Now taking on as many students as he might at their homes, George is framed at this moment by a mostly audio flashback to the letter he wrote to his former students’ parents, sent out after he was fired. As the letter suggests, most already knew he was gay, and no one, apparently, worried this might affect his work as choir director. He understands the institutional decision, knows that his outrage at its hypocrisy has no effect, and so takes this alternative channel to making his case, to people who may or may not be outraged but whose own lives will proceed without noticing the earthquake that has altered his. The film makes the tension between placid life surfaces and roiling emotional effects clear in the montage that accompanies George’s voiceover. In another context, this strategy might seem conventional; here, it’s heartbreaking.

That’s not to say that Love Is Strange is a perfect film. George and Ben are cast into new —”only temporary,” multiple people say more than once—living arrangements that lurch from poignant to sitcommish, George sleeping on the couch of his and Ben’s erstwhile downstairs neighbors, NYPD officers Ted (Cheyenne Jackson) and Roberto (Manny Perez) and Ben now in Brooklyn, on the lower bunk bed in Joey’s (Charlie Tahan) room, Joey being the increasingly discomfited son of Ben’s nephew, Elliot (Darren Burrows) and Kate (Marisa Tomei).

As Ben comes to see (and tries to ignore, at least before he tries to help, unsuccessfully), the boy has too many good reasons for his turmoil, even apart from being a teenage boy. And so again, the film makes visible the ways that misunderstandings might occur, their sources in fears and silence and institutions, and also their effects. If Kate or Elliot remain distracted by their own tensions, and inclined to blame their distractedness on Ben’s presence, a point—again—made not so much by dialogue but by compositions showing the diurnal clutter and many door and window frames that make up their lives in the apartment and elsewhere.

Space does seem to open up when Ben takes his paints and easel up to the roof of Elliot and Kate’s building. Here the frame goes wide, showing other rooftops and windows and antennae, as well as sky. If Ben appears to be focusing on Vlad (Eric Tabach), Joey’s cocky and charismatic classmate as a portrait subject, his canvas, proceeding slowly, shows that he is also looking at that backdrop, so expansive, so haphazard, so New York. His picture reminds you of the subjective nature of experience, but also the generosity it can allow, the view that might go wider rather than narrow, the original rhythm you can create, at least when you’re not trying to play Chopin.

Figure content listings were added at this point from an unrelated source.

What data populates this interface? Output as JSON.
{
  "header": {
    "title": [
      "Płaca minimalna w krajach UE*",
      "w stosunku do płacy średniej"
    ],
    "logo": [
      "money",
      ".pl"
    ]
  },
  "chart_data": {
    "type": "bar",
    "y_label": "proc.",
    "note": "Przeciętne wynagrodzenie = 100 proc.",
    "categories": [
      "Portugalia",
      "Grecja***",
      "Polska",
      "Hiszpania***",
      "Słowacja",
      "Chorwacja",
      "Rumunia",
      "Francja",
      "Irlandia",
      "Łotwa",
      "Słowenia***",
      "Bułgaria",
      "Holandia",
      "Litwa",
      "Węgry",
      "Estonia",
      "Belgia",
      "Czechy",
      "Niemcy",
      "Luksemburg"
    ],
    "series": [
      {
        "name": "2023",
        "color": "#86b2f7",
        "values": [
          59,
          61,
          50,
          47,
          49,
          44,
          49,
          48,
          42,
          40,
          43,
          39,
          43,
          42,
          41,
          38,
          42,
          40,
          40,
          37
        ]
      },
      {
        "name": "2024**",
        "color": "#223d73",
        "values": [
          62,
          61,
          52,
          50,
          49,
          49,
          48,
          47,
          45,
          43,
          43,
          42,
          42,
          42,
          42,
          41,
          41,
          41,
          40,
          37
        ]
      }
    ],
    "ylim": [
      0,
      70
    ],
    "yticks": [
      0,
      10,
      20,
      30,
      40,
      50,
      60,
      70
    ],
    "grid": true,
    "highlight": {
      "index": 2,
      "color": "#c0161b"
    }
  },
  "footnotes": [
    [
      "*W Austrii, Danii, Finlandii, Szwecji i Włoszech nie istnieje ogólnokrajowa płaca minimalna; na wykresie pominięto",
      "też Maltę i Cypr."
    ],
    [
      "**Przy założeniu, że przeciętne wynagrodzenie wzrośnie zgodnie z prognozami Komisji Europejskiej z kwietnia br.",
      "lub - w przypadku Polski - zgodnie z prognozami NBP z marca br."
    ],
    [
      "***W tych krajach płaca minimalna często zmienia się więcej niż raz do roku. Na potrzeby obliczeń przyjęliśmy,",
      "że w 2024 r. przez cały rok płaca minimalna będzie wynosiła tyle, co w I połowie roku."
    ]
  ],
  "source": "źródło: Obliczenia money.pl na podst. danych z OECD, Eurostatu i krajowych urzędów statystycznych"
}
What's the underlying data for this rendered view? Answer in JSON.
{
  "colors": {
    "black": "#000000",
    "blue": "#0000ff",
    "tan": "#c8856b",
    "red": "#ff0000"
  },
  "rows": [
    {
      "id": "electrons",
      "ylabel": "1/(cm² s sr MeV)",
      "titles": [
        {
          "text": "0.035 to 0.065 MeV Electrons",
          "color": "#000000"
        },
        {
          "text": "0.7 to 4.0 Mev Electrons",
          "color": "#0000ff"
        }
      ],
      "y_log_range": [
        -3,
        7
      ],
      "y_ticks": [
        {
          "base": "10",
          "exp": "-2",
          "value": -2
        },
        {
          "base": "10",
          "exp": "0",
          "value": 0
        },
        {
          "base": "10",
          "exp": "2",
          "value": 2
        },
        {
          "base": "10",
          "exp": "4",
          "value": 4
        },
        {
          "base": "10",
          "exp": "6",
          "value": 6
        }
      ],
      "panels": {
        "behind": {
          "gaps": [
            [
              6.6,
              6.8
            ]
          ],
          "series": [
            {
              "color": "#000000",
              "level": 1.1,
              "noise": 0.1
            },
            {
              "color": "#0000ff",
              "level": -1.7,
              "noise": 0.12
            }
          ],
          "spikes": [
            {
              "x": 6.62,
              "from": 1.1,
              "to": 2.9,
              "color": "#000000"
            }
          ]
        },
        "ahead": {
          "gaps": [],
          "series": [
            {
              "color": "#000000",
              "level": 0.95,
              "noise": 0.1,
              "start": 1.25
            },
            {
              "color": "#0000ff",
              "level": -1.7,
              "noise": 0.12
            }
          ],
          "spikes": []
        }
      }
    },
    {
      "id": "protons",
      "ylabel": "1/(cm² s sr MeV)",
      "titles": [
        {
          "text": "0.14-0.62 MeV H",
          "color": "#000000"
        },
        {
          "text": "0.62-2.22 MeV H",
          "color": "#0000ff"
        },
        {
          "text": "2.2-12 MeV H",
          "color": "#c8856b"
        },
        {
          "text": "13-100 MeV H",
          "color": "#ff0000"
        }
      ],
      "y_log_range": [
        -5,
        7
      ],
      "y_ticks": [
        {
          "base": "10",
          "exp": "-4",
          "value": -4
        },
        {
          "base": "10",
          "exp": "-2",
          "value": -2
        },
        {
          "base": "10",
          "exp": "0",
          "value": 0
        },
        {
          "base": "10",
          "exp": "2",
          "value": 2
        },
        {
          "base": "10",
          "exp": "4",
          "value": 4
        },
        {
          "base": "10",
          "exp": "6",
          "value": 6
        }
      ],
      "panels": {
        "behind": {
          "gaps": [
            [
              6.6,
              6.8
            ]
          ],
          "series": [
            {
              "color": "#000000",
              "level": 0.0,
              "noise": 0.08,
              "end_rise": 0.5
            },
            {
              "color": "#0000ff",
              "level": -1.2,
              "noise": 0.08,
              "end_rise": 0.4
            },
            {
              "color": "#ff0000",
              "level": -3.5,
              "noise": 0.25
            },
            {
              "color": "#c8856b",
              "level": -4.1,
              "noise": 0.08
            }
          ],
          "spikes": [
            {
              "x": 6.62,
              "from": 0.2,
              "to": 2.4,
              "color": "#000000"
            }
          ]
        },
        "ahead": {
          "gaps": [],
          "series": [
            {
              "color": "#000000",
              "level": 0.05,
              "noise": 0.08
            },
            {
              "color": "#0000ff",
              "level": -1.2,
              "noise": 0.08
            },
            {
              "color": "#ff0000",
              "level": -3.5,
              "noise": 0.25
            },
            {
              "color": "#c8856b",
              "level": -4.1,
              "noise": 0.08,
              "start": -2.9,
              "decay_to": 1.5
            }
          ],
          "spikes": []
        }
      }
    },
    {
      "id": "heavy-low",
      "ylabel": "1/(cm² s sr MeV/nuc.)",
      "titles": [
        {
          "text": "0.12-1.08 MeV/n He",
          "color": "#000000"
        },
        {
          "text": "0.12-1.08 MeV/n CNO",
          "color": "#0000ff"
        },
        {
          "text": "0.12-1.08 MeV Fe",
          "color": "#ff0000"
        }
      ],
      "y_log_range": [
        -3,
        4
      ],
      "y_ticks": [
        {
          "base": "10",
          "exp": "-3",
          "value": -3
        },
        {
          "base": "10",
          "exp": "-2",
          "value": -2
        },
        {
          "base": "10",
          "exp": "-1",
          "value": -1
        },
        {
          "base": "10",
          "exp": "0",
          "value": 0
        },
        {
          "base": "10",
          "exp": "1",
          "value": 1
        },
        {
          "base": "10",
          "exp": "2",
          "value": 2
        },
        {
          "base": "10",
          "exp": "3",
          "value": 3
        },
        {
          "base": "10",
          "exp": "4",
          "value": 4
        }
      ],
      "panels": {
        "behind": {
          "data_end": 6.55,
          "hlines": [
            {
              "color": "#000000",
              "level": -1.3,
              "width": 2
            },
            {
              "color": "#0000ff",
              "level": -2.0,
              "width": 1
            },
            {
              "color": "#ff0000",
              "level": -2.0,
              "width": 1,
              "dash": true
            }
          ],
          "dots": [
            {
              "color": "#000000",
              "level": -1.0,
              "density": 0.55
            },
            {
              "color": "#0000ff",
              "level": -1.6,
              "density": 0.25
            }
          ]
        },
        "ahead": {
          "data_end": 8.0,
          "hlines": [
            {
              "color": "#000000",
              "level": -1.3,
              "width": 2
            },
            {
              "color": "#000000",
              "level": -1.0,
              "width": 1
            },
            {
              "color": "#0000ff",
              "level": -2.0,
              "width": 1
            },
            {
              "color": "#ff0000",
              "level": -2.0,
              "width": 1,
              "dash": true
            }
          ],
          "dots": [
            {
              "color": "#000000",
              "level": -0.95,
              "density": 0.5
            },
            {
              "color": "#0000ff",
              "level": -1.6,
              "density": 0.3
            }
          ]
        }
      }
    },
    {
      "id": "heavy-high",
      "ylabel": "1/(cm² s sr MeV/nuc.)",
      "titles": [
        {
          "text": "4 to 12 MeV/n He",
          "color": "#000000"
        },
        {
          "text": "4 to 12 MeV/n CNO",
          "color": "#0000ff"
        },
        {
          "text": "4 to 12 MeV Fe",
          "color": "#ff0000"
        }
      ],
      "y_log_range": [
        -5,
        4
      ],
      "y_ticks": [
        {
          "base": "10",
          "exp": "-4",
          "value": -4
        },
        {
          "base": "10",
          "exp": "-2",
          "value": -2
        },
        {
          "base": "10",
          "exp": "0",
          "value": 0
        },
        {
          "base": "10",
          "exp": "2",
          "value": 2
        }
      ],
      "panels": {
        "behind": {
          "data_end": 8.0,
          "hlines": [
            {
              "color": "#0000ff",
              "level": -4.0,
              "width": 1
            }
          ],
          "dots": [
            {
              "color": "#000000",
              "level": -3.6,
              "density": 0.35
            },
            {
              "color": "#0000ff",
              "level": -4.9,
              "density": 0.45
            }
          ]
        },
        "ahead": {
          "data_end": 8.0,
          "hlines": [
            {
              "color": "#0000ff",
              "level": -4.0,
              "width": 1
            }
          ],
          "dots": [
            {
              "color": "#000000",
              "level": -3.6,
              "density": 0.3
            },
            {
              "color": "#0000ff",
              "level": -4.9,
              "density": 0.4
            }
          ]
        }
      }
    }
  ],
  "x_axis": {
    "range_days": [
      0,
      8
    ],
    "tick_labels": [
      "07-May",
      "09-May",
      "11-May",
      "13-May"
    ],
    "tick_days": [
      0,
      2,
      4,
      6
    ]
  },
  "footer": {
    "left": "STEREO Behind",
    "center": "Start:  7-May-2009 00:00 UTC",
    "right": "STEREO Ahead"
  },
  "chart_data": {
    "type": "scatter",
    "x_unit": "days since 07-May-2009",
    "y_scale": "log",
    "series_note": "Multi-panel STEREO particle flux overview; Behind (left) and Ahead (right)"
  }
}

This brings us back, briefly, to the little girl. Granted, she doesn’t take up much screen time or emotional space, but she does signify that everyone in the film and watching it might see their worlds according to their own frames, their own experiences, their own hopes. Her youthful grace and composure make another point, inadvertently, concerning the MPPA R rating for Love Is Strange, which has generated some conversation. What about this film might warrant this cautionary rating for the ratings board, beyond George and Ben’s gayness? The hypocrisy of this designation is of a piece with the hypocrisy the film observes and quietly challenges. It’s less strange than familiar, disappointing, and yes, outrageous.